By Marsha Thompson - email
JACKSON, MS (WLBT) - A former School for the Deaf teacher has won a Federal lawsuit against the State of Mississippi. Melissa Ross filed a racial discrimination lawsuit after she was fired in 2007. Melissa Ross took on the state, claiming she was the victim of racial discrimination at the School for the Deaf in north Jackson.
"It was just a clear racial divide," said Ross.
Her federal lawsuit cited evidence of troubling racial discrimination within the facility and a hostile environment according to her Jackson attorney, Michael Brown.
According to Brown there was also contradictory testimony about Ross' teaching certification.
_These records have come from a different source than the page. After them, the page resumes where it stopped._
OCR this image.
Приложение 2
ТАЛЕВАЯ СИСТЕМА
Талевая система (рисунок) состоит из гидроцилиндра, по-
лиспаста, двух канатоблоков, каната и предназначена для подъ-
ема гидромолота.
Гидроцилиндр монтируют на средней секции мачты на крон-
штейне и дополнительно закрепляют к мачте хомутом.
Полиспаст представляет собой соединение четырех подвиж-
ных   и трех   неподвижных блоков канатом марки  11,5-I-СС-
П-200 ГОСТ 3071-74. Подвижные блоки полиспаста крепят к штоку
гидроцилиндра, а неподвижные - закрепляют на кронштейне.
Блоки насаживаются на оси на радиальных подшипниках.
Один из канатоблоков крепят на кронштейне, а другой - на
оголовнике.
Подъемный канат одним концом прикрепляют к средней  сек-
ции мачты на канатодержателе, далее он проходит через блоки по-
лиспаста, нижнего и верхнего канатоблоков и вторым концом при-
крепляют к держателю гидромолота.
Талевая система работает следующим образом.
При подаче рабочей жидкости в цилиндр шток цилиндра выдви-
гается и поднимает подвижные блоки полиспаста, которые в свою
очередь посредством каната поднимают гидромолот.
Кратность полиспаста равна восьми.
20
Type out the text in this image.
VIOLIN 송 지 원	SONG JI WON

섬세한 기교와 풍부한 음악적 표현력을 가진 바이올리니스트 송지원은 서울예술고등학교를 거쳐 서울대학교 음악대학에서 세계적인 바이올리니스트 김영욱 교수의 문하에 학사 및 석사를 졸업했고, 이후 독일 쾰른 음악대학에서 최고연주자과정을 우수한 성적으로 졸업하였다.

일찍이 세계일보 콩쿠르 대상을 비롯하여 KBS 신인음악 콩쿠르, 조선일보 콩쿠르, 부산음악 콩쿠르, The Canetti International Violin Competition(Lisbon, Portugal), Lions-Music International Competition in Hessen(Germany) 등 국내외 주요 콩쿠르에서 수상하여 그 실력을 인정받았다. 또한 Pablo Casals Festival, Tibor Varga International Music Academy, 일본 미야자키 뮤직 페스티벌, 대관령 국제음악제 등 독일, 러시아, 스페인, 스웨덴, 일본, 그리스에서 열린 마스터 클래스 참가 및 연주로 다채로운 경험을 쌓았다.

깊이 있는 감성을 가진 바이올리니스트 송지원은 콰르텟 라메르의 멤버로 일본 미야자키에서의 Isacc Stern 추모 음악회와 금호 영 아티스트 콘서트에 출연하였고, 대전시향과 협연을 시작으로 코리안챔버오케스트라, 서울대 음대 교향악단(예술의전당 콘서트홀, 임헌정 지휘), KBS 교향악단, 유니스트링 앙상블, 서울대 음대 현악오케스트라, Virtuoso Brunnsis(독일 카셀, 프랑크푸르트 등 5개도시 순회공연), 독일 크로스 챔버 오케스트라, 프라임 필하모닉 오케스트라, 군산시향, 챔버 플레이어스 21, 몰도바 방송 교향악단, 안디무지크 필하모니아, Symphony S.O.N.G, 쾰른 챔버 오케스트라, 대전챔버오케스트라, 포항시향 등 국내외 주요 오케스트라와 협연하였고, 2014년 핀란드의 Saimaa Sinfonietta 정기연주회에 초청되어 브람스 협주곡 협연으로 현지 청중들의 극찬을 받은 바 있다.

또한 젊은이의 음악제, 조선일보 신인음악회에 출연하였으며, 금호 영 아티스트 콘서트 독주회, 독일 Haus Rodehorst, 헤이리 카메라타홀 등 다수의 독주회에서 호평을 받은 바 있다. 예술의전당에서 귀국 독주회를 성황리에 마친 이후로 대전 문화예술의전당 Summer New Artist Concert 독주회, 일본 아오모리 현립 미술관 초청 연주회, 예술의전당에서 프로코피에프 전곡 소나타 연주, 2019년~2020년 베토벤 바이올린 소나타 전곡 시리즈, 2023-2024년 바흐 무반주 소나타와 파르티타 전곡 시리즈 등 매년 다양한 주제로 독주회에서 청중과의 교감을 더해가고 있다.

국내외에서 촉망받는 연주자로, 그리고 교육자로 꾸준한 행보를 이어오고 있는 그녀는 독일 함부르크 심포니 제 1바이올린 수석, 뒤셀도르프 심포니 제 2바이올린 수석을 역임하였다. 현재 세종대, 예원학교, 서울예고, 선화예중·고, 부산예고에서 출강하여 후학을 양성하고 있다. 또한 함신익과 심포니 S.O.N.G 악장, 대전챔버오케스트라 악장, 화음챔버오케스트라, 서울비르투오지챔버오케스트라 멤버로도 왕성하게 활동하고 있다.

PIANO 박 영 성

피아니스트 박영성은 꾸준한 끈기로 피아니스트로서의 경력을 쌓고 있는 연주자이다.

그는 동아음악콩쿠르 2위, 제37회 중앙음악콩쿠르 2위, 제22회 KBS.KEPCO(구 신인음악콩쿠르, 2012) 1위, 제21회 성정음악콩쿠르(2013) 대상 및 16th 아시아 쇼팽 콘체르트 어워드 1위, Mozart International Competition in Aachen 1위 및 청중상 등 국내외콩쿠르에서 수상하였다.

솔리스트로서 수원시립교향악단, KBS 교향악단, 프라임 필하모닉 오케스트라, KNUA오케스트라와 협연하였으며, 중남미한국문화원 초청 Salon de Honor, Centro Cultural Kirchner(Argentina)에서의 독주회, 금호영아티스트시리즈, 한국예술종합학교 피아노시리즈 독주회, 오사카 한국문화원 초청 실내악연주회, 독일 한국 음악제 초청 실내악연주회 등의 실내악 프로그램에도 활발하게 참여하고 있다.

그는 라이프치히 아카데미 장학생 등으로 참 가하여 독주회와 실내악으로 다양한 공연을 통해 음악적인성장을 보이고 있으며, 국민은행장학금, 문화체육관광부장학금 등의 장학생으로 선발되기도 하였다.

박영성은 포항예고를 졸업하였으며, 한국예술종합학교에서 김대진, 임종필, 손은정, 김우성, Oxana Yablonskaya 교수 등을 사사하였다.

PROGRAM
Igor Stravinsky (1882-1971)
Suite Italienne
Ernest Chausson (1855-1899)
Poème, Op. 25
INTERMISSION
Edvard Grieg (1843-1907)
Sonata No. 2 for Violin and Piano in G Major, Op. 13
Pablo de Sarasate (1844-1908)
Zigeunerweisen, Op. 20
"The reason claimed by the person who terminated her said she was not certified in the area of family and consumer science. However she was at the time she was terminated."
Ross was fired in the summer of 2007. After she had completed the required certification.
Tuesday a federal verdict in her favor was handed down. The former teacher was awarded over $205,000.
"It has been a very long haul. I'm just glad it's over with," said Ross.
This is not the first time a lawsuit has been filed. The former School for the Deaf Principal, Pamela Hervey claimed she was wrongfully fired based on race in 2006. Hervey was fired along with the school Superintendent only days after a November protest by students about teacher certification.
State Superintendent of education, Dr. Tom Burnham, in a written statement to WLBT News said, "The Mississippi Board of Education and I are aware of the verdict. We are disappointed in the outcome and are weighing our options."